Après, certains semblent aussi vouloir explorer d’autres pistes, fonctionnent différemment. Nice a une grosse structure de scouting, ils matent partout en « AmSud », ont des mecs sur place, regardent vraiment ce qui se fait (et pas qu’en Argentine ou au Brésil, je sais qu’ils étaient très intéressés par un joueur vénézuélien par exemple il y a quelques temps). D’autres zieutent vers l’Asie, regarde Metz, Troyes et Dijon. Je ne sais pas comment ils s’y sont pris, s’ils ont une cellule spéciale Asie, mais c’est une bonne chose. On a déjà eu des Asiatiques en L1 (Matsui, Nakata, Ahn…), je ne sais pas pourquoi on ne regarde pas assez de ce côté-là du globe pour tout dire. Je pense qu’il y a une grande méconnaissance et un manque d’envie de connaître (suffit de voir Cazarre – que j’aime bien – montrer des images d’un match all star sud-coréen à Kawashima le Japonais. C’est terrible quand tu y penses. Est-ce qu’on montrerait un match de Premier League à un joueur de BuLi ?). Il y a aussi ce problème des clichés. L’Uruguayen par exemple, c’est la garra. Regarde Bordeaux qui voit en Arambarri le nouvel Eduardo Costa alors que ceux qui l’ont vu jouer en Uruguay savent que le mec en est à cent lieues. Espérons que les nouvelles tentatives ouvrent véritablement la voie et ne soient pas que des coups isolés. Espérons aussi et surtout que les joueurs soient efficaces histoire de contribuer à changer les mentalités. Parce que ça ne passera que par là.

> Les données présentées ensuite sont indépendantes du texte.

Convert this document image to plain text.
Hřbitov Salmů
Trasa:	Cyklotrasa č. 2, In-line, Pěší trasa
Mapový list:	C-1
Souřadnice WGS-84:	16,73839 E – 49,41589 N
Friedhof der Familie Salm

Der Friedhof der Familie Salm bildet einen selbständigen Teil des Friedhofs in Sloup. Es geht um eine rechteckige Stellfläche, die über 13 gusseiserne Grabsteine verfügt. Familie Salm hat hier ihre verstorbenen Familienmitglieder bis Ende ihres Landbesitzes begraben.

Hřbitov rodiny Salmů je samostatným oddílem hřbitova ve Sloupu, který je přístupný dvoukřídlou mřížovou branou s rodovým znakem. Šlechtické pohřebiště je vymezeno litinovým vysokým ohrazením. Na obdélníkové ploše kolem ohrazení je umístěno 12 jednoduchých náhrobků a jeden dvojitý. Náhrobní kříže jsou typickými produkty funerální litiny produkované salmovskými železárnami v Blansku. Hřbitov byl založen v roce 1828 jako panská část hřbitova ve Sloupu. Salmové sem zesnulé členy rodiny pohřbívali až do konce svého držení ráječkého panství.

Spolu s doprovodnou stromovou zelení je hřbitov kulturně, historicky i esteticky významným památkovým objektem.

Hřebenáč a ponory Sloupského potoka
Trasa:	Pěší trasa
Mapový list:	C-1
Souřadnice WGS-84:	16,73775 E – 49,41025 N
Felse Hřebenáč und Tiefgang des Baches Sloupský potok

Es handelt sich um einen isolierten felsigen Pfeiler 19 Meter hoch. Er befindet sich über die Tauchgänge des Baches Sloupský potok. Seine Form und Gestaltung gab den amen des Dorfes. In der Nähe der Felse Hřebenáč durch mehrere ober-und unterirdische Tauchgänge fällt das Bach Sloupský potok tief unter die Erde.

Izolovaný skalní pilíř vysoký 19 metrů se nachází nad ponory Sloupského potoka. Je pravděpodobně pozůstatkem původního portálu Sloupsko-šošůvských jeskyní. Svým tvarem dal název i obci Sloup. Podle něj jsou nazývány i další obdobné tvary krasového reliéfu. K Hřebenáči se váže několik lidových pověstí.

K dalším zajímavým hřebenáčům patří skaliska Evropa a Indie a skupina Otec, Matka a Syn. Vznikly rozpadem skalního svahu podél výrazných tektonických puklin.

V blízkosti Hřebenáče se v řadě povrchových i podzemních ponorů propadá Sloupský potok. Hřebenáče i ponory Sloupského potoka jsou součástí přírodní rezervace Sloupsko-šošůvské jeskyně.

Kiki Musampalà : Scouting, ou pas scouting, on ne peut pas contester qu’il subsiste une part d’irrationnel dans la réussite ou dans l’échec d’un joueur sud-américain en Europe. En 1997, Ricardinho signe en Gironde. Il est international, estimé dans son pays, désiré par quelques grosses écuries. Son transfert semblait un coup parfait et imparable. A l’époque, je voulais son maillot et je le voyais déjà en haut de l’affiche. Et pourtant, sa carrière en Europe fut un échec total. Avec ses 21 sélections, on ne parle pas du clampin du coin qui se la racontait beaucoup trop, alors comment expliquer cette incapacité à s’exporter sur le vieux continent ?

Nicolas Cougot : Tu touches aussi à l’aspect incontrôlable, à la part d’imprévu. En fait, qu’importe le transfert, c’est toujours un pari. Un gars qui brille à Bordeaux par exemple, dans un contexte particulier, rien ne dit qu’il va briller quand il va changer de club, même sur un transfert franco-français ou franco-européen (la bise à Ibou Ba – tain je l’aimais d’amour lui). Alors quand en plus tu ajoutes le fait qu’ils arrivent jeune, le déracinement total qu’est la traversée de l’océan, ça peut rendre le pari bien plus osé (regarde Rolan, s’il n’est pas pris en main par Henrique, il explose en vol). Je ne sais pas dans quelles conditions s’est fait le transfert de Ricardinho (même si bon, ce devait être le même circuit que Gralak par exemple), ni même dans quel état il était lors de son séjour à Bordeaux. Le fait est qu’il est arrivé jeune à Bordeaux, il n’avait encore rien prouvé. C’est ensuite qu’il a explosé. Après, le gars a l’air spécial, j’sais pas comment il était à 20 ans à Bordeaux mais il a foutu la merde dans pas mal de clubs où il est passé ensuite donc bon…


Kiki Musampalà : Malgré les échecs sur quelques dossiers (le fabuleux Perea, le merveilleux Miranda, le déjà retraité Diego Placente ou la godasse André) les girondins n’ont jamais cessé de regarder, de scruter l’Amérique du sud, probablement à cause de l’influence de Charles Camporro et de quelques agents influents. Quel est le joueur qui t’a donné l’envie de regarder le football la tête en bas ?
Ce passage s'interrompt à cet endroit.